JAMES A. GIBSON, son of David Gibson, was born in 1844. He was successively justice of the peace, assessor, commissioner of the court, and postmaster. His wife, Mrs. Sallie E. Gibson, died November 24, 1884, at the age of forty-eight. Isaac, a brother of James A. Gibson, was killed in the Confederate army. Miss Mary Gibson, daughter of James A. Gibson, is the possessor of an autograph letter from General Robert E. Lee, not written to her, but which came into her possession, and is preserved as a souvenir. Tbe family were all admirers of the great Confederate general.

JOHN W. GRACE, of Springfield district, farmer, son of John and Catherine Grace, was born 1834; married, 1864, Catherine, daughter of Jacob P. and Hannah Daniels; children, Emma V., Robert C., Jacob D., William H., Clarence E., Virgil J., and Walter L.

N. B. GUTHERIE, of Springfield district, merchant, son of William and Isabella Gutherie, was born in Pennsylvania, 1813; English and Irish ancestry; married, 1855, Mary E., daughter of Solomon and Mary Parker; children, Belle, R. E., M. T., and N. B.

CONRAD GLAZE, farmer of Green Spring, son of Andrew and Nancy Glaze, was born 1845; German ancestry; married, 1867, Eliza, daughter of John and Ellen Wince, of Virginia; children, John M., George W. W., James A., Edward, Nancy V., Maria, and Walter C.

W. N. GUTHRIE, merchant, resident of Romney, son of N. B. and Elizabeth Guthrie, of scotch and Irish ancestry, was born 1849; married, 1875, to Susan, daughter of James and Hannah Kuykendall; children, N. B., W. F., Hannah B., Elizabeth F., Fannie T., James K., Robert F., and Mary L. Mr. Guthrie was a merchant for many years at French's Station, on the Baltimore and Ohio Railroad. He moved to Romney in 1895.

JAMES A. GIBSON, of Romney, son of David and Ann M. Gibson, of Scotch and Irish ancestry, was born near Romney, 1842: married, 1872, to S. E. Gilkeson, daughter of John Bell and Mary Gilkeson, of Moorefieid; children, Mary, Ann M., Bell, David, and Sarah H. Further mention of Mr.
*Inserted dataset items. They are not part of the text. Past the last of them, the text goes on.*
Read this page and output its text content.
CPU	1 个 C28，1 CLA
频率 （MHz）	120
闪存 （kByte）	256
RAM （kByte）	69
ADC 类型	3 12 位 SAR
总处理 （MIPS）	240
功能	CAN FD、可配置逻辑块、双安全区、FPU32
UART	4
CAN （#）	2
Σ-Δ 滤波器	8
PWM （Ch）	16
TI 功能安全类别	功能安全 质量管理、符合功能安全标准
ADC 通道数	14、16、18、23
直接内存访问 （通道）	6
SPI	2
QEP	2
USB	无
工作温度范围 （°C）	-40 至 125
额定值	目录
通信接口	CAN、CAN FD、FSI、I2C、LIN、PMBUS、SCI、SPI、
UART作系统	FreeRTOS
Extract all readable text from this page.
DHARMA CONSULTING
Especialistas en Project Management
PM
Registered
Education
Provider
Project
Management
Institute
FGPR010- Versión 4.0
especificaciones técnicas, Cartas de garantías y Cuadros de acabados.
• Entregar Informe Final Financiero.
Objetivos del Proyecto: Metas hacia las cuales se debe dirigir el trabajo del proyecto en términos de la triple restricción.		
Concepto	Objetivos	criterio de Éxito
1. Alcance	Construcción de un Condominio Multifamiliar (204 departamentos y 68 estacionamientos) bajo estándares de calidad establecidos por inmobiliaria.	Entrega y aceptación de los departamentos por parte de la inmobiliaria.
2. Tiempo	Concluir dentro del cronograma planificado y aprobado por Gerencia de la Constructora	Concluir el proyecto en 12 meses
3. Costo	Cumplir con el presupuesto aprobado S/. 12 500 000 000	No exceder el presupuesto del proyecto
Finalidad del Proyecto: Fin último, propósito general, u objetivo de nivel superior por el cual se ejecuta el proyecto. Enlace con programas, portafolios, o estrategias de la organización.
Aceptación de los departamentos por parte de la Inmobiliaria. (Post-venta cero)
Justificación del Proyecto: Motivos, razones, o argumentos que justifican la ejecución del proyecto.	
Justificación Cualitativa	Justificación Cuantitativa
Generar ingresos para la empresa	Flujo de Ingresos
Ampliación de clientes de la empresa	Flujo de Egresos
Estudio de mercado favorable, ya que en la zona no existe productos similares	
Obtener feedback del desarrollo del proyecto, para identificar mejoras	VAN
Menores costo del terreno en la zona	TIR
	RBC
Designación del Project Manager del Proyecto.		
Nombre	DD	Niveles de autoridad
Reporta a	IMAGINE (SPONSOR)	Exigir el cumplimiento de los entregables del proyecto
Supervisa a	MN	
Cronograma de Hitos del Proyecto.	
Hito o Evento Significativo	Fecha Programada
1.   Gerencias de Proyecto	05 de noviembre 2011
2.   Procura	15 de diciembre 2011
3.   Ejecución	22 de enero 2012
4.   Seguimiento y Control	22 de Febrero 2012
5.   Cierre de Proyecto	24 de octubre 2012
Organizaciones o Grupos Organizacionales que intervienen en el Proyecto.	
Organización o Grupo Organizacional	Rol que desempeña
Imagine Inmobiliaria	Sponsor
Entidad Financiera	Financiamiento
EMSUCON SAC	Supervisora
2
Gibson is made in this book.

G. A. GIBBONS, clergyman, resident of Romney, son of Alexander and Rebecca Gibbons, of English ancestry, was born at Aquasca, Maryland, 1843; married, 1873, to Laura A., daughter of William H. and Jane E. Whaley, of Virginia; children, Page A., Hugh Kent, Mabel Earle, snd Ruth A.

H. B. GILKESON, lawyer, resident of Romney, son of Robert W. and Sarah E. Gilkeson, of Scotch ancestry, was born at Moorefield, 1850; married, 1884, to Mary K., daughter of J. J. and E. J. Paxton, of Virginia; children, Laura P., Robert W., and Henry B. Further mention of Mr. Gilkeson will be made in this book.

J. T. GOLDSBOROUGH, agent Baltimore and Ohio Railroad, resident of Romney district, son of Thomas and Hannah A. Goldsborough, of English and German ancestry, was born on Patterson Creek, 1859; married, 1890, to B. W. Parker, daughter of I. V. and Gertrude Parker; children, Bessie Ward, Blanche Parker, John Waldo, and Katie Marie.

JOHN R. GRAPES, farmer and teacher of Gore district, son of Isaac N. and Elizabeth Grapes, English parentage, was born 1861; married Lillie M. Wills; children, Flossie B., Nellie F., and Benjamin M.